Harris: He was influenced by the wrong thing. He should have been influenced by what is in his patient's best interest. He compounds the problem by saying, "I think the tests should be done, but I don't think that third party is going to pay." If you are in doubt, have the patient come back in several weeks.

Sherman: This doctor was not thinking in terms of the patient's welfare. He decided to wait a year, and he made a gross error.

Miller: At the very least he had an obligation to inform the patient. Then the patient could say, "We'll fight it out with the health care system." The doctor had a legal obligation and I think he also had a moral and ethical obligation.

PCON: How do you get patients the test you think they need if their HMO will not cover it?

Miller: That's a difficult question, and I'm not sure there is a right answer. That issue is being addressed under the gag rule in different states. I think a doctor's primary obligation is to the patient and not the health care system. Whether I'm right will depend on the courts.

Harris: Each patient is an individual who has the right to assume the practitioner is rendering a thorough and comprehensive exam, although it is difficult to say what that is for a particular circumstance.

Thimons: I believe this represents one of the more pressing dilemmas that faces primary care clinicians in this current health care climate.

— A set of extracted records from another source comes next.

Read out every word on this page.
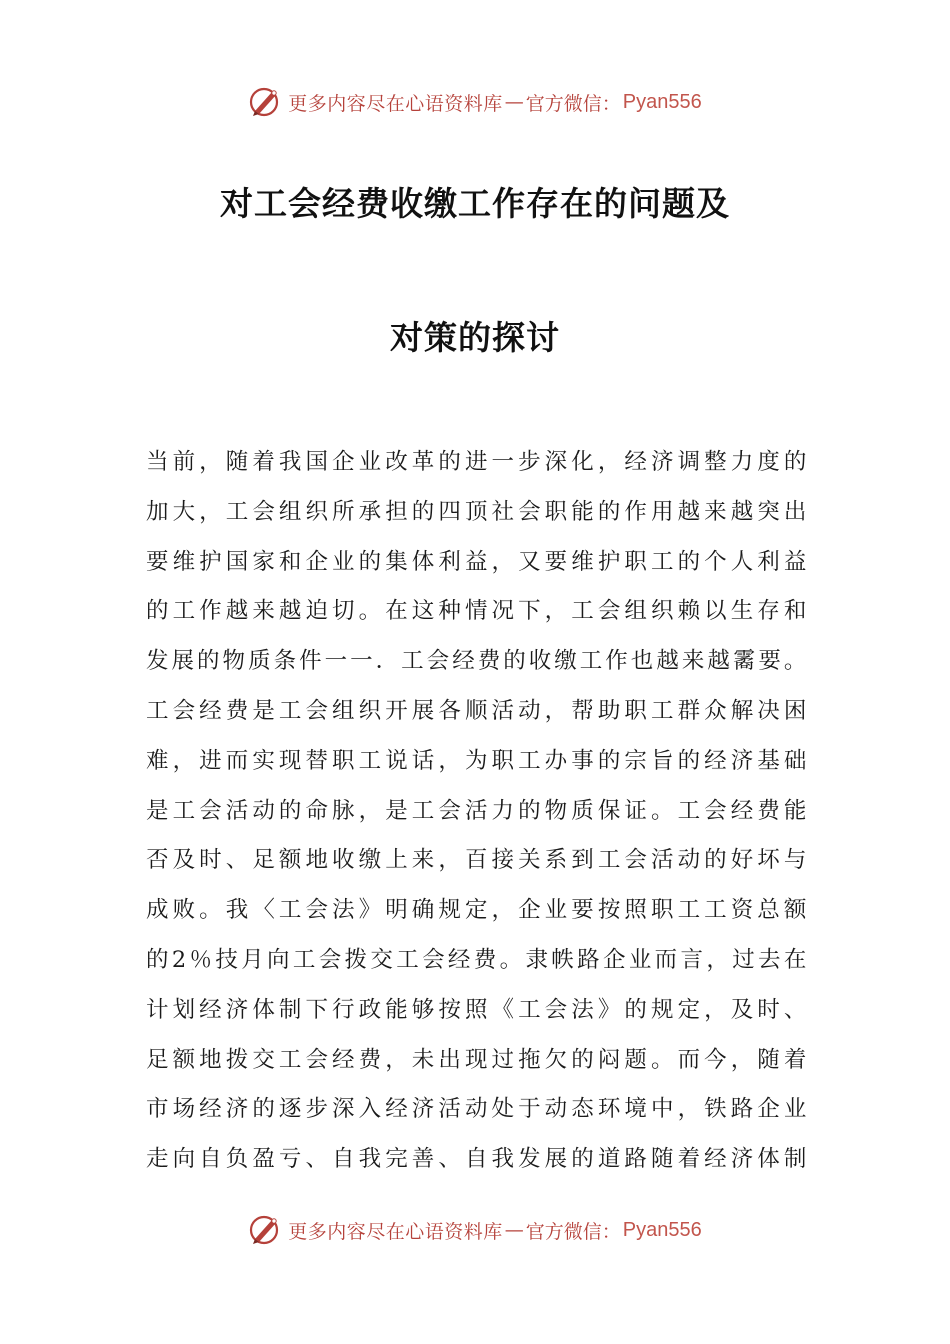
更多内容尽在心语资料库 — 官方微信： Pyan556
对工会经费收缴工作存在的问题及
对策的探讨
当前，随着我国企业改革的进一步深化，经济调整力度的
加大，工会组织所承担的四顶社会职能的作用越来越突出
要维护国家和企业的集体利益，又要维护职工的个人利益
的工作越来越迫切。在这种情况下，工会组织赖以生存和
发展的物质条件一一．工会经费的收缴工作也越来越霱要。
工会经费是工会组织开展各顺活动，帮助职工群众解决困
难，进而实现替职工说话，为职工办事的宗旨的经济基础
是工会活动的命脉，是工会活力的物质保证。工会经费能
否及时、足额地收缴上来，百接关系到工会活动的好坏与
成败。我〈工会法》明确规定，企业要按照职工工资总额
的2％技月向工会拨交工会经费。隶帙路企业而言，过去在
计划经济体制下行政能够按照《工会法》的规定，及时、
足额地拨交工会经费，未出现过拖欠的闷题。而今，随着
市场经济的逐步深入经济活动处于动态环境中，铁路企业
走向自负盈亏、自我完善、自我发展的道路随着经济体制
更多内容尽在心语资料库 — 官方微信： Pyan556
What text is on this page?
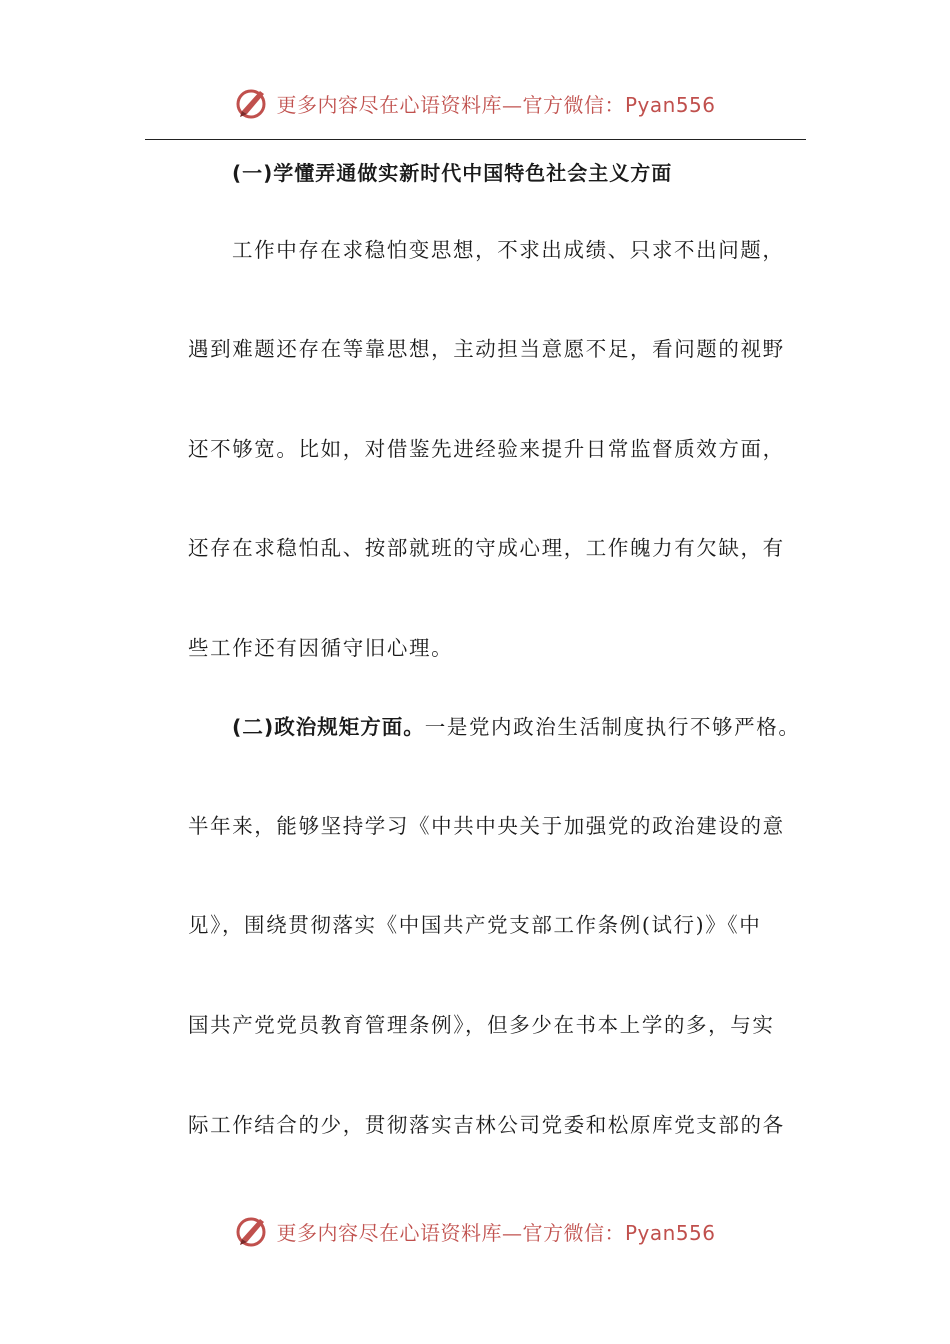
更多内容尽在心语资料库—官方微信：Pyan556
(一)学懂弄通做实新时代中国特色社会主义方面
工作中存在求稳怕变思想，不求出成绩、只求不出问题，
遇到难题还存在等靠思想，主动担当意愿不足，看问题的视野
还不够宽。比如，对借鉴先进经验来提升日常监督质效方面，
还存在求稳怕乱、按部就班的守成心理，工作魄力有欠缺，有
些工作还有因循守旧心理。
(二)政治规矩方面。一是党内政治生活制度执行不够严格。
半年来，能够坚持学习《中共中央关于加强党的政治建设的意
见》，围绕贯彻落实《中国共产党支部工作条例(试行)》《中
国共产党党员教育管理条例》，但多少在书本上学的多，与实
际工作结合的少，贯彻落实吉林公司党委和松原库党支部的各
更多内容尽在心语资料库—官方微信：Pyan556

Obviously, doctors all want to provide the very best care for their patients, but in many instances, because of reimbursement restrictions, patients are forced to pay out of pocket for expenses related to testing not covered by their health insurer. I feel it is imperative that the doctor educate the patient as to the appropriateness of the test being recommended. If the patient chooses either not to follow through with the test or wishes to delay consideration of the test, then document that in the patient's record.

Sherman: It turned out that the patient I mentioned earlier had a brain tumor. The optometrist told him to "come back in a year or sooner if you notice any change." The patient lost his vision but either didn't notice or disregarded any change. We're not talking about somebody with Alzheimer's disease at age 80. We are talking about a college freshman who should have some responsibility for his own health care.

Drug companies now advertise directly to the public and most Americans are aware of various diseases. It seems we're attempting to transfer some of the responsibility to patients and let them participate in their care. Everyone is trying to control the cost of health care and we want patients to be aware of potential problems, but then we have an optometrist who tells his patient, "If it gets worse I want to see you immediately," and the patient goes home and comes back in 12 months completely blind in one eye.

Harris: The patient does have some responsibility, but I think it's important for the OD to make sure the patient understands what the obligation is. That practitioner should have had some words of wisdom for the patient or insisted that the patient return to the optometrist to monitor the changes in vision.

Miller: Discussing the patient's obligation does not relieve the doctor of all liability. That still is the informed consent, the duty to warn. If you have a patient who is suffering a decrease in vision you want to say: "We need to see you in such and such a time if there is a problem, because there is a possibility it may be a tumor." If it's sufficiently put before the patients, then they understand the seriousness and their obligation.

Sherman: And we all agree that it should be well documented in the patient's chart.